Fleet Employee Profile: John Kraak
Posted on Monday, Mar. 16, 2020 at 12:58 pm
by David Coy, Fleet Data Analyst
You may recognize him as Santa Claus, a highly trained wildlife animal rescuer, or as a volunteer in our community. John Kraak is one of our Fleet Service Parts Technicians, but he can be found just about anywhere around Madison and surrounding communities helping animals and people alike.
John started his career with the Marine Corps working in logistics. In fact, he served our country for 22 years. As a Marine, he managed different types of supply chain inventories in different countries simultaneously. Additionally, he got to travel all over the world. When asked how many countries he has served in, he said it would be easier to list the ones he has not. All in all, he has been on five continents where he met many great people and learned about a variety of interesting local cultures with his extroverted personality.

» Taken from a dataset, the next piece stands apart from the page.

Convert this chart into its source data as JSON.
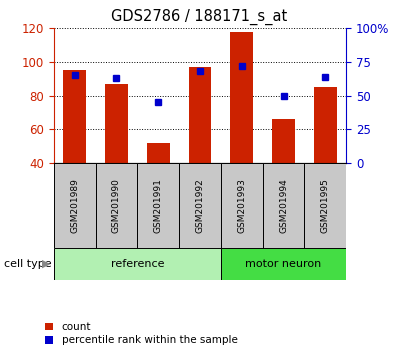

When he is not at work, you will find John volunteering almost full-time. The main place he volunteers at is Dane County Humane Society’s Wildlife Center. He has saved countless animals: from baby hummingbirds, to bald eagles, to badgers. One of his most fond memories is the time when he rescued two young great horn owls. He noticed that their nest was damaged so he decided to build a new one for them. As he was taking the owls and the nest to the tree they had fallen from, he noticed their mother trying to protect a third owl that was still in the nest. The mother owl kept trying to hit John as he was climbing and eventually just stayed at the top of the tree staring at him. He got to the top, placed the nest, and moved all three young owls to the new nest.
A few years later, he got a call about another great horn owl that was injured on a field. Nobody was able to get close to it, as it was being too aggressive. As John approached, he noticed that the owl seemed to recognize him and started to relax. John was able to catch the owl and bring it in for nursing. However, the owl did not allow anyone to get close to it except for John. John believes this owl is the mother owl he helped before and that is why she trusted him.
From the week before Thanksgiving through Christmas John dresses up as Santa Claus. During this season, he attends an event a day for non-profits that take care of animals or disadvantaged children. In addition, last year he started doing it for the Kalahari resort, and we aren’t surprised that everyone loved him. Who wouldn’t want to see Santa zip lining?
He also organizes charity pasta dinners. Don’t think that this is your average pasta dinner. The sauce he makes is a traditional recipe he learned from a couple who owned a small restaurant while being deployed in Italy. The dinners are aimed to raise money for Ruck 22, an operation raising awareness of Veteran suicide, and Shop with a Cop, an event to take underprivileged kids shopping for Christmas presents for themselves and their families.
Another event he organizes is Hogs & Dogs. This is a pet adoption event at Harley-Davidson, Madison. Here you can meet the pets that are available for adoptions while enjoying a brat, burger and soft drinks. All proceeds are split between the animal rescue and Veterans of Foreign Wars (VFW).
John joined Fleet in February 2004. As a Parts Technician, he is one of five employees in charge of procuring parts for our Fleet, mandated to maintain a lean and mean parts inventory. They make sure that we stock the necessary parts for auto repair operations, and if we don’t have a part in stock, they order them and get them to our technicians in a timely manner. His exceptional work helps keep the entire fleet of 1,400 vehicles on the road with a low out of service rate. He is always looking to make complex processes more efficient while lowering costs.
When asked what his favorite thing about Fleet is, he mentioned our focus on electric vehicles and our positive impact on environmental sustainability, where Madison has proven to be a nationally recognized leader. We are hoping John stays at Fleet for at least a few more years before his retirement.